La implantación del nuevo sistema de cotización por ingresos reales tampoco ha generado la confianza esperada. Su valoración media se sitúa en 2,45 sobre 5, y más de la mitad de los gestores (51,21%) lo valora de forma negativa, frente a solo un 16,27% que lo considera positivo. Lejos de aportar claridad, el sistema se percibe como una nueva fuente de inseguridad, especialmente para quienes tienen ingresos irregulares o dificultades para prever su facturación anual.
Esta desconfianza se agrava por el escaso nivel de comprensión sobre cómo funciona la cotización y su impacto real en la pensión. La valoración media del grado de comprensión se queda en 2,08 sobre 5, y casi el 69% de los encuestados reconoce no entender bien cómo la base de cotización afectará a su jubilación. Muchos autónomos trabajan, cotizan y cumplen, pero lo hacen sin una visión clara del retorno futuro de ese esfuerzo.
La inseguridad fiscal no se limita a grandes debates normativos, sino que se cuela en la gestión diaria. El nivel de comprensión sobre los gastos deducibles en el IVA obtiene una puntuación media de 2,77 sobre 5, y más de un 35% admite no comprenderlos adecuadamente.
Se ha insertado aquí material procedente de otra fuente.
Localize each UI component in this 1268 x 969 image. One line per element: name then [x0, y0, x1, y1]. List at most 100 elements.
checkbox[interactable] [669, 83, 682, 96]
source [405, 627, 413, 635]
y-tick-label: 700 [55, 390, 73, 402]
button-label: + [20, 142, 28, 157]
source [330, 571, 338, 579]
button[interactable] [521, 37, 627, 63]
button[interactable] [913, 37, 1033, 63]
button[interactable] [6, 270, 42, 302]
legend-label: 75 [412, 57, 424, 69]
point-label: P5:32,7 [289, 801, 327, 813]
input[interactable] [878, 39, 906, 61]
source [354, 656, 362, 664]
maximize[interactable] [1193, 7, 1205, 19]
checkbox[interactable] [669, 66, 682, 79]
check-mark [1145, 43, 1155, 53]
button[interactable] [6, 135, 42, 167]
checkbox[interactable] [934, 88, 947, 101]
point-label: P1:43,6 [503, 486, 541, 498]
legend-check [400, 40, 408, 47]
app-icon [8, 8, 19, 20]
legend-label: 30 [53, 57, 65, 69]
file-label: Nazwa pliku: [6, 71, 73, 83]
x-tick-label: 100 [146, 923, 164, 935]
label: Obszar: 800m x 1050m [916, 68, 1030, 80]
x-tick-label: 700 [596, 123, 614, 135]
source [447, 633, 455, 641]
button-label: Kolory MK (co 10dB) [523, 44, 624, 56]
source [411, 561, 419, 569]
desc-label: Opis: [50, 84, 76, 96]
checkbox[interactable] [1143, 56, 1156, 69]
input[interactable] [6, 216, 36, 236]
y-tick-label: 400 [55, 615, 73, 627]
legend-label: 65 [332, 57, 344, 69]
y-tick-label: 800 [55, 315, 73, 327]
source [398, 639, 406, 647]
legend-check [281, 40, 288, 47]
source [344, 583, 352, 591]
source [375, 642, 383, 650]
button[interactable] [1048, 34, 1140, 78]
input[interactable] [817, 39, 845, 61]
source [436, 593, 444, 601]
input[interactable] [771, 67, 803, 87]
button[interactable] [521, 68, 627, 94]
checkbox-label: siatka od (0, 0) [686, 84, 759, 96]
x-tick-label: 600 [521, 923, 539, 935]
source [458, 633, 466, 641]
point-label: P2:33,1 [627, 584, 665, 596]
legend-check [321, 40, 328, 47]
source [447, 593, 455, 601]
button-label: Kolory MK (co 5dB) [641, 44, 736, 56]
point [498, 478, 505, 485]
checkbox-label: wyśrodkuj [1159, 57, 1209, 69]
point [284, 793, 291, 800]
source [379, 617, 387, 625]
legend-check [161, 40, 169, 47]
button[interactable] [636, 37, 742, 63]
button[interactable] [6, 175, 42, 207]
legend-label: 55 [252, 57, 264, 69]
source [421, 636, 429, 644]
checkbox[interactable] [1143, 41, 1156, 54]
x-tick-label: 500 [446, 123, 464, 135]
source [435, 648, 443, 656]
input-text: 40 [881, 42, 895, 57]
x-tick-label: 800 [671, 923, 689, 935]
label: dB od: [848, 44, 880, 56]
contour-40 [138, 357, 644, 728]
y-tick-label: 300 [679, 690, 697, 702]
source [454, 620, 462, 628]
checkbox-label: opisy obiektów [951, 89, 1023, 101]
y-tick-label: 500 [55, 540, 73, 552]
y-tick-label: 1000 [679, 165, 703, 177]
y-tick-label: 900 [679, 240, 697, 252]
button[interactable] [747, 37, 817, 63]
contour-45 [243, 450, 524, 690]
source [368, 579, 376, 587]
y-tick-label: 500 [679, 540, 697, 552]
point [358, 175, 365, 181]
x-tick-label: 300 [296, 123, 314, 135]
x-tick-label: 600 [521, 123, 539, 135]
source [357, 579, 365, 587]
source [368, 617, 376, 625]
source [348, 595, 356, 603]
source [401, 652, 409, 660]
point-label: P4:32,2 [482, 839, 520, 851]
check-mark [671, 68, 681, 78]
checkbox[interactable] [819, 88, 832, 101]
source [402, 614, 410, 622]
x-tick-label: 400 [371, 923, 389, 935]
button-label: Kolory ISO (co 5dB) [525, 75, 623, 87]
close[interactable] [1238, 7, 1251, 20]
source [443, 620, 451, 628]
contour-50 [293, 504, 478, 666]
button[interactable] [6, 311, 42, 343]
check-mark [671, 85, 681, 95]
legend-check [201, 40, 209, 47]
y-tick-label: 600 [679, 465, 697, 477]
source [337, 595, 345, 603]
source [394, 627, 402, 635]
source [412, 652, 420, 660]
Esta falta de claridad convierte cada deducción en una potencial fuente de conflicto y alimenta el temor a cometer errores incluso cuando se actúa de buena fe.
Más allá de trámites, impuestos o sistemas de cotización, el Barómetro revela un problema más profundo: la falta de reconocimiento. La percepción de respeto institucional alcanza una valoración media de apenas 1,65 sobre 5, y más del 82% de los encuestados afirma sentirse poco o nada respetado como parte esencial de la economía. Solo un 2,4% considera que los autónomos están realmente respetados.
El informe también desmonta uno de los grandes mitos sobre el trabajo autónomo. Casi cuatro de cada diez autónomos (38,18%) lo son porque no les queda más remedio, frente a un 61,82% que afirma haber elegido esta forma de trabajo. El autoempleo aparece así, en muchos casos, como una vía de supervivencia más que de emprendimiento, especialmente en contextos de incertidumbre laboral.
Cuando se pregunta por la principal preocupación actual, las respuestas dibujan un orden claro de prioridades. Los impuestos encabezan la lista con un 34,34%, seguidos de las cuotas y cotizaciones (27,11%), la inseguridad jurídica (12,05%) y la burocracia (9,64%). El malestar no es difuso: tiene causas identificadas y persistentes.
"El Barómetro se cierra con un mensaje directo al Gobierno, sin escalas ni porcentajes: menos cambios constantes, más diálogo previo, simplificación real y respeto por el trabajo autónomo. No se piden privilegios, sino certidumbre y escucha". “El autónomo no pide trato de favor. Pide reglas claras, estabilidad y que se le tenga en cuenta antes de decidir por él. Los datos no gritan, pero hablan muy claro”, concluye Santiago.